36 weeks

so i am 36 weeks and four days pregnant...  

less than 4 weeks till she is due.

24 days.

baby is as heavy as a honeydew melon. 


i know that many women (and most of my friends) deliver their first baby well past his or her due date.  i am ok with it being another 5 and a half weeks, i actually really like this phase of being pregnant even though im exhausted and huge and uncomfortable.  it feels like a secret party with just me and the babe and i know that i will miss that to a certain extent once she is born.  there is nothing like having your baby growing in you, its priceless and incredible and i really do value the experience of feeling her grow in me.  

that being said, i think/hope she will come early for several reasons.

1.  she is assaulting me almost non-stop every day and night, to the extent that random strangers have asked if i was in labor because of the obvious physical discomfort i was in.  it hurts, people.  i think she has her daddy's long long legs and there simply is not enough room.  she wants out, and she is going to make it happen sooner rather than later.  my whole belly contorts back and forth as she does her thing, and its just plain crazy.  

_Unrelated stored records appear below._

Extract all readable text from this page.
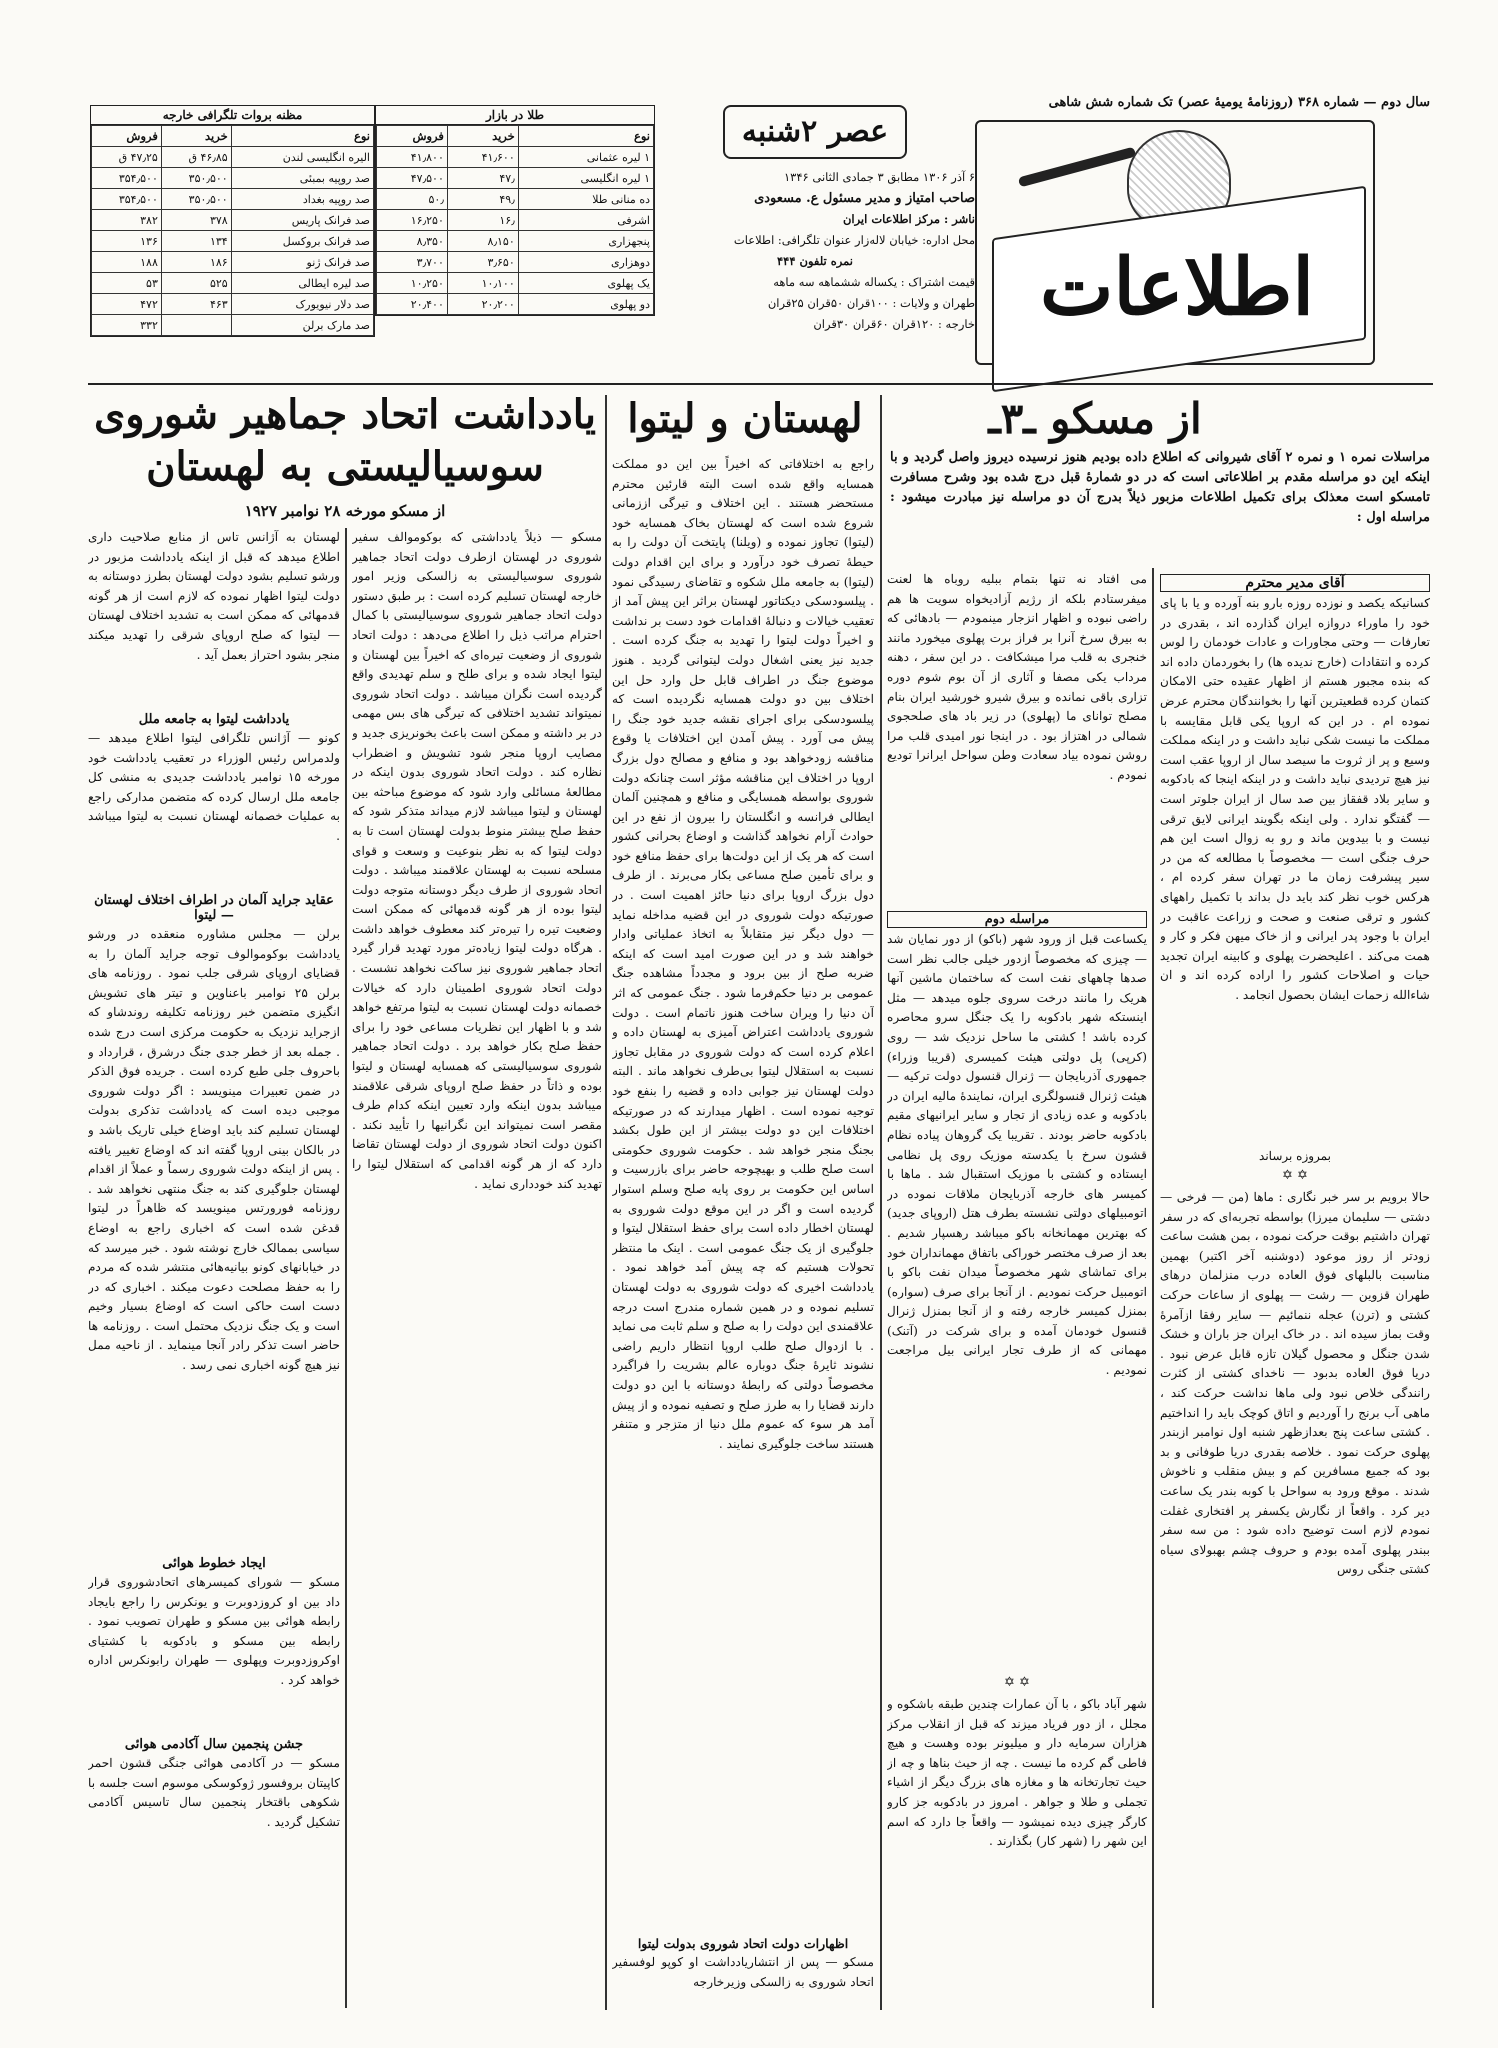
سال دوم — شماره ۳۶۸ (روزنامهٔ یومیهٔ عصر) تک شماره شش شاهی
اطلاعات
عصر ۲شنبه
۶ آذر ۱۳۰۶ مطابق ۳ جمادی الثانی ۱۳۴۶
صاحب امتیاز و مدیر مسئول ع. مسعودی
ناشر : مرکز اطلاعات ایران
محل اداره: خیابان لاله‌زار عنوان تلگرافی: اطلاعات
نمره تلفون ۴۴۴
قیمت اشتراک : یکساله ششماهه سه ماهه
طهران و ولایات : ۱۰۰قران ۵۰قران ۲۵قران
خارجه : ۱۲۰قران ۶۰قران ۳۰قران
طلا در بازار
نوع	خرید	فروش
۱ لیره عثمانی	۴۱٫۶۰۰	۴۱٫۸۰۰
۱ لیره انگلیسی	۴۷٫	۴۷٫۵۰۰
ده منانی طلا	۴۹٫	۵۰٫
اشرفی	۱۶٫	۱۶٫۲۵۰
پنجهزاری	۸٫۱۵۰	۸٫۳۵۰
دوهزاری	۳٫۶۵۰	۳٫۷۰۰
یک پهلوی	۱۰٫۱۰۰	۱۰٫۲۵۰
دو پهلوی	۲۰٫۲۰۰	۲۰٫۴۰۰
مظنه بروات تلگرافی خارجه
نوع	خرید	فروش
الیره انگلیسی لندن	۴۶٫۸۵ ق	۴۷٫۲۵ ق
صد روپیه بمبئی	۳۵۰٫۵۰۰	۳۵۴٫۵۰۰
صد روپیه بغداد	۳۵۰٫۵۰۰	۳۵۴٫۵۰۰
صد فرانک پاریس	۳۷۸	۳۸۲
صد فرانک بروکسل	۱۳۴	۱۳۶
صد فرانک ژنو	۱۸۶	۱۸۸
صد لیره ایطالی	۵۲۵	۵۳
صد دلار نیویورک	۴۶۳	۴۷۲
صد مارک برلن		۳۳۲
از مسکو ـ۳ـ
مراسلات نمره ۱ و نمره ۲ آقای شیروانی که اطلاع داده بودیم هنوز نرسیده دیروز واصل گردید و با اینکه این دو مراسله مقدم بر اطلاعاتی است که در دو شمارهٔ قبل درج شده بود وشرح مسافرت تامسکو است معذلک برای تکمیل اطلاعات مزبور ذیلاً بدرج آن دو مراسله نیز مبادرت میشود : مراسله اول :
آقای مدیر محترم
کسانیکه یکصد و نوزده روزه بارو بنه آورده و یا با پای خود را ماوراء دروازه ایران گذارده اند ، بقدری در تعارفات — وحتی مجاورات و عادات خودمان را لوس کرده و انتقادات (خارج ندیده ها) را بخوردمان داده اند که بنده مجبور هستم از اظهار عقیده حتی الامکان کتمان کرده قطعیترین آنها را بخوانندگان محترم عرض نموده ام . در این که اروپا یکی قابل مقایسه با مملکت ما نیست شکی نباید داشت و در اینکه مملکت وسیع و پر از ثروت ما سیصد سال از اروپا عقب است نیز هیچ تردیدی نباید داشت و در اینکه اینجا که بادکوبه و سایر بلاد قفقاز بین صد سال از ایران جلوتر است — گفتگو ندارد . ولی اینکه بگویند ایرانی لایق ترقی نیست و با بیدوین ماند و رو به زوال است این هم حرف جنگی است — مخصوصاً با مطالعه که من در سیر پیشرفت زمان ما در تهران سفر کرده ام ، هرکس خوب نظر کند باید دل بداند با تکمیل راههای کشور و ترقی صنعت و صحت و زراعت عاقبت در ایران با وجود پدر ایرانی و از خاک میهن فکر و کار و همت می‌کند . اعلیحضرت پهلوی و کابینه ایران تجدید حیات و اصلاحات کشور را اراده کرده اند و ان شاءالله زحمات ایشان بحصول انجامد .
بمروزه برساند
✡ ✡
حالا برویم بر سر خبر نگاری : ماها (من — فرخی — دشتی — سلیمان میرزا) بواسطه تجربه‌ای که در سفر تهران داشتیم بوقت حرکت نموده ، بمن هشت ساعت زودتر از روز موعود (دوشنبه آخر اکتبر) بهمین مناسبت بالبلهای فوق العاده درب منزلمان درهای طهران قزوین — رشت — پهلوی از ساعات حرکت کشتی و (ترن) عجله ننمائیم — سایر رفقا ازآمرهٔ وقت بماز سیده اند . در خاک ایران جز باران و خشک شدن جنگل و محصول گیلان تازه قابل عرض نبود . دریا فوق العاده بدبود — ناخدای کشتی از کثرت رانندگی خلاص نبود ولی ماها نداشت حرکت کند ، ماهی آب برنج را آوردیم و اتاق کوچک باید را انداختیم . کشتی ساعت پنج بعدازظهر شنبه اول نوامبر ازبندر پهلوی حرکت نمود . خلاصه بقدری دریا طوفانی و بد بود که جمیع مسافرین کم و بیش منقلب و ناخوش شدند . موقع ورود به سواحل با کوبه بندر یک ساعت دیر کرد . واقعاً از نگارش یکسفر پر افتخاری غفلت نمودم لازم است توضیح داده شود : من سه سفر ببندر پهلوی آمده بودم و حروف چشم بهبولای سیاه کشتی جنگی روس
می افتاد نه تنها بتمام ببلیه روباه ها لعنت میفرستادم بلکه از رژیم آزادیخواه سویت ها هم راضی نبوده و اظهار انزجار مینمودم — بادهائی که به بیرق سرخ آنرا بر فراز برت پهلوی میخورد مانند خنجری به قلب مرا میشکافت . در این سفر ، دهنه مرداب یکی مصفا و آثاری از آن بوم شوم دوره تزاری باقی نمانده و بیرق شیرو خورشید ایران بنام مصلح توانای ما (پهلوی) در زیر باد های صلحجوی شمالی در اهتزاز بود . در اینجا نور امیدی قلب مرا روشن نموده بیاد سعادت وطن سواحل ایرانرا تودیع نمودم .
مراسله دوم
یکساعت قبل از ورود شهر (باکو) از دور نمایان شد — چیزی که مخصوصاً ازدور خیلی جالب نظر است صدها چاههای نفت است که ساختمان ماشین آنها هریک را مانند درخت سروی جلوه میدهد — مثل اینستکه شهر بادکوبه را یک جنگل سرو محاصره کرده باشد ! کشتی ما ساحل نزدیک شد — روی (کرپی) پل دولتی هیئت کمیسری (قریبا وزراء) جمهوری آذربایجان — ژنرال قنسول دولت ترکیه — هیئت ژنرال قنسولگری ایران، نمایندهٔ مالیه ایران در بادکوبه و عده زیادی از تجار و سایر ایرانیهای مقیم بادکوبه حاضر بودند . تقریبا یک گروهان پیاده نظام قشون سرخ با یکدسته موزیک روی پل نظامی ایستاده و کشتی با موزیک استقبال شد . ماها با کمیسر های خارجه آذربایجان ملاقات نموده در اتومبیلهای دولتی نشسته بطرف هتل (اروپای جدید) که بهترین مهمانخانه باکو میباشد رهسپار شدیم . بعد از صرف مختصر خوراکی باتفاق مهمانداران خود برای تماشای شهر مخصوصاً میدان نفت باکو با اتومبیل حرکت نمودیم . از آنجا برای صرف (سواره) بمنزل کمیسر خارجه رفته و از آنجا بمنزل ژنرال قنسول خودمان آمده و برای شرکت در (آتنک) مهمانی که از طرف تجار ایرانی بیل مراجعت نمودیم .
✡ ✡
شهر آباد باکو ، با آن عمارات چندین طبقه باشکوه و مجلل ، از دور فریاد میزند که قبل از انقلاب مرکز هزاران سرمایه دار و میلیونر بوده وهست و هیچ فاطی گم کرده ما نیست . چه از حیث بناها و چه از حیث تجارتخانه ها و مغازه های بزرگ دیگر از اشیاء تجملی و طلا و جواهر . امروز در بادکوبه جز کارو کارگر چیزی دیده نمیشود — واقعاً جا دارد که اسم این شهر را (شهر کار) بگذارند .
لهستان و لیتوا
راجع به اختلافاتی که اخیراً بین این دو مملکت همسایه واقع شده است البته قارئین محترم مستحضر هستند . این اختلاف و تیرگی اززمانی شروع شده است که لهستان بخاک همسایه خود (لیتوا) تجاوز نموده و (ویلنا) پایتخت آن دولت را به حیطهٔ تصرف خود درآورد و برای این اقدام دولت (لیتوا) به جامعه ملل شکوه و تقاضای رسیدگی نمود . پیلسودسکی دیکتاتور لهستان براثر این پیش آمد از تعقیب خیالات و دنبالهٔ اقدامات خود دست بر نداشت و اخیراً دولت لیتوا را تهدید به جنگ کرده است . جدید نیز یعنی اشغال دولت لیتوانی گردید . هنوز موضوع جنگ در اطراف قابل حل وارد حل این اختلاف بین دو دولت همسایه نگردیده است که پیلسودسکی برای اجرای نقشه جدید خود جنگ را پیش می آورد . پیش آمدن این اختلافات یا وقوع مناقشه زودخواهد بود و منافع و مصالح دول بزرگ اروپا در اختلاف این مناقشه مؤثر است چنانکه دولت شوروی بواسطه همسایگی و منافع و همچنین آلمان ایطالی فرانسه و انگلستان را بیرون از نفع در این حوادث آرام نخواهد گذاشت و اوضاع بحرانی کشور است که هر یک از این دولت‌ها برای حفظ منافع خود و برای تأمین صلح مساعی بکار می‌برند . از طرف دول بزرگ اروپا برای دنیا حائز اهمیت است . در صورتیکه دولت شوروی در این قضیه مداخله نماید — دول دیگر نیز متقابلاً به اتخاذ عملیاتی وادار خواهند شد و در این صورت امید است که اینکه ضربه صلح از بین برود و مجدداً مشاهده جنگ عمومی بر دنیا حکم‌فرما شود . جنگ عمومی که اثر آن دنیا را ویران ساخت هنوز ناتمام است . دولت شوروی یادداشت اعتراض آمیزی به لهستان داده و اعلام کرده است که دولت شوروی در مقابل تجاوز نسبت به استقلال لیتوا بی‌طرف نخواهد ماند . البته دولت لهستان نیز جوابی داده و قضیه را بنفع خود توجیه نموده است . اظهار میدارند که در صورتیکه اختلافات این دو دولت بیشتر از این طول بکشد بجنگ منجر خواهد شد . حکومت شوروی حکومتی است صلح طلب و بهیچوجه حاضر برای بازرسیت و اساس این حکومت بر روی پایه صلح وسلم استوار گردیده است و اگر در این موقع دولت شوروی به لهستان اخطار داده است برای حفظ استقلال لیتوا و جلوگیری از یک جنگ عمومی است . اینک ما منتظر تحولات هستیم که چه پیش آمد خواهد نمود . یادداشت اخیری که دولت شوروی به دولت لهستان تسلیم نموده و در همین شماره مندرج است درجه علاقمندی این دولت را به صلح و سلم ثابت می نماید . با ازدوال صلح طلب اروپا انتظار داریم راضی نشوند ثایرهٔ جنگ دوباره عالم بشریت را فراگیرد مخصوصاً دولتی که رابطهٔ دوستانه با این دو دولت دارند قضایا را به طرز صلح و تصفیه نموده و از پیش آمد هر سوء که عموم ملل دنیا از متزجر و متنفر هستند ساخت جلوگیری نمایند .
اظهارات دولت اتحاد شوروی بدولت لیتوا
مسکو — پس از انتشاریادداشت او کوپو لوفسفیر اتحاد شوروی به زالسکی وزیرخارجه
یادداشت اتحاد جماهیر شوروی
سوسیالیستی به لهستان
از مسکو مورخه ۲۸ نوامبر ۱۹۲۷
مسکو — ذیلاً یادداشتی که بوکوموالف سفیر شوروی در لهستان ازطرف دولت اتحاد جماهیر شوروی سوسیالیستی به زالسکی وزیر امور خارجه لهستان تسلیم کرده است : بر طبق دستور دولت اتحاد جماهیر شوروی سوسیالیستی با کمال احترام مراتب ذیل را اطلاع می‌دهد : دولت اتحاد شوروی از وضعیت تیره‌ای که اخیراً بین لهستان و لیتوا ایجاد شده و برای طلح و سلم تهدیدی واقع گردیده است نگران میباشد . دولت اتحاد شوروی نمیتواند تشدید اختلافی که تیرگی های بس مهمی در بر داشته و ممکن است باعث بخونریزی جدید و مصایب اروپا منجر شود تشویش و اضطراب نظاره کند . دولت اتحاد شوروی بدون اینکه در مطالعهٔ مسائلی وارد شود که موضوع مباحثه بین لهستان و لیتوا میباشد لازم میداند متذکر شود که حفظ صلح بیشتر منوط بدولت لهستان است تا به دولت لیتوا که به نظر بنوعیت و وسعت و قوای مسلحه نسبت به لهستان علاقمند میباشد . دولت اتحاد شوروی از طرف دیگر دوستانه متوجه دولت لیتوا بوده از هر گونه قدمهائی که ممکن است وضعیت تیره را تیره‌تر کند معطوف خواهد داشت . هرگاه دولت لیتوا زیاده‌تر مورد تهدید قرار گیرد اتحاد جماهیر شوروی نیز ساکت نخواهد نشست . دولت اتحاد شوروی اطمینان دارد که خیالات خصمانه دولت لهستان نسبت به لیتوا مرتفع خواهد شد و با اظهار این نظریات مساعی خود را برای حفظ صلح بکار خواهد برد . دولت اتحاد جماهیر شوروی سوسیالیستی که همسایه لهستان و لیتوا بوده و ذاتاً در حفظ صلح اروپای شرقی علاقمند میباشد بدون اینکه وارد تعیین اینکه کدام طرف مقصر است نمیتواند این نگرانیها را تأیید نکند . اکنون دولت اتحاد شوروی از دولت لهستان تقاضا دارد که از هر گونه اقدامی که استقلال لیتوا را تهدید کند خودداری نماید .
لهستان به آژانس تاس از منابع صلاحیت داری اطلاع میدهد که قبل از اینکه یادداشت مزبور در ورشو تسلیم بشود دولت لهستان بطرز دوستانه به دولت لیتوا اظهار نموده که لازم است از هر گونه قدمهائی که ممکن است به تشدید اختلاف لهستان — لیتوا که صلح اروپای شرقی را تهدید میکند منجر بشود احتراز بعمل آید .
یادداشت لیتوا به جامعه ملل
کونو — آژانس تلگرافی لیتوا اطلاع میدهد — ولدمراس رئیس الوزراء در تعقیب یادداشت خود مورخه ۱۵ نوامبر یادداشت جدیدی به منشی کل جامعه ملل ارسال کرده که متضمن مدارکی راجع به عملیات خصمانه لهستان نسبت به لیتوا میباشد .
عقاید جراید آلمان در اطراف اختلاف لهستان — لیتوا
برلن — مجلس مشاوره منعقده در ورشو یادداشت بوکوموالوف توجه جراید آلمان را به قضایای اروپای شرقی جلب نمود . روزنامه های برلن ۲۵ نوامبر باعناوین و تیتر های تشویش انگیزی متضمن خبر روزنامه تکلیفه روندشاو که ازجراید نزدیک به حکومت مرکزی است درج شده . جمله بعد از خطر جدی جنگ درشرق ، قرارداد و باحروف جلی طبع کرده است . جریده فوق الذکر در ضمن تعبیرات مینویسد : اگر دولت شوروی موجبی دیده است که یادداشت تذکری بدولت لهستان تسلیم کند باید اوضاع خیلی تاریک باشد و در بالکان بینی اروپا گفته اند که اوضاع تغییر یافته . پس از اینکه دولت شوروی رسماً و عملاً از اقدام لهستان جلوگیری کند به جنگ منتهی نخواهد شد . روزنامه فورورتس مینویسد که ظاهراً در لیتوا قدغن شده است که اخباری راجع به اوضاع سیاسی بممالک خارج نوشته شود . خبر میرسد که در خیابانهای کونو بیانیه‌هائی منتشر شده که مردم را به حفظ مصلحت دعوت میکند . اخباری که در دست است حاکی است که اوضاع بسیار وخیم است و یک جنگ نزدیک محتمل است . روزنامه ها حاضر است تذکر رادر آنجا مینماید . از ناحیه ممل نیز هیچ گونه اخباری نمی رسد .
ایجاد خطوط هوائی
مسکو — شورای کمیسرهای اتحادشوروی قرار داد بین او کروزدوبرت و یونکرس را راجع بایجاد رابطه هوائی بین مسکو و طهران تصویب نمود . رابطه بین مسکو و بادکوبه با کشتیای اوکروزدوبرت وپهلوی — طهران رابونکرس اداره خواهد کرد .
جشن پنجمین سال آکادمی هوائی
مسکو — در آکادمی هوائی جنگی قشون احمر کاپیتان بروفسور ژوکوسکی موسوم است جلسه با شکوهی باقتخار پنجمین سال تاسیس آکادمی تشکیل گردید .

2.  my sister in law and niece are visiting from rwanda for a week leading up to the due date. if she is not born before they leave, they will not get to meet her for two more years because we won't be in rwanda till then, and they will not likely be back in the states.  it would be incredible if baby could meet some rwandan family right away.  she is halfrican after all!

3.  i am far too excited to meet her to have to wait more than 3 weeks or so.  doesn't she know how much we love her and can't wait to hold her?  she must know!  i want her now.

again, i know that most women go late on their first, but i also know that sometimes the rules are bent and i am just really hoping/thinking that they will be in her case.  i know she will come in God's perfect time, but it seems to my finite brain that it would be while our family was here from rwanda...

only a few more posts until this little one is on the outside!  its really really exciting/the most overwhelming and scary thing ever.  robert and i keep talking about how much our lives will change, and how much we can't wait.

get here E!!!

Comments

  1. I don't know if you heard this but, usually, just before baby comes they tend to settle in and stop being so active. Saving energy for birth I guess. Blessed are you and Robert. Revel in the experience. God is proven good in it all! I am anxious to meet her even if it's only in cyber space. I pray that you have the most amazing birth ever!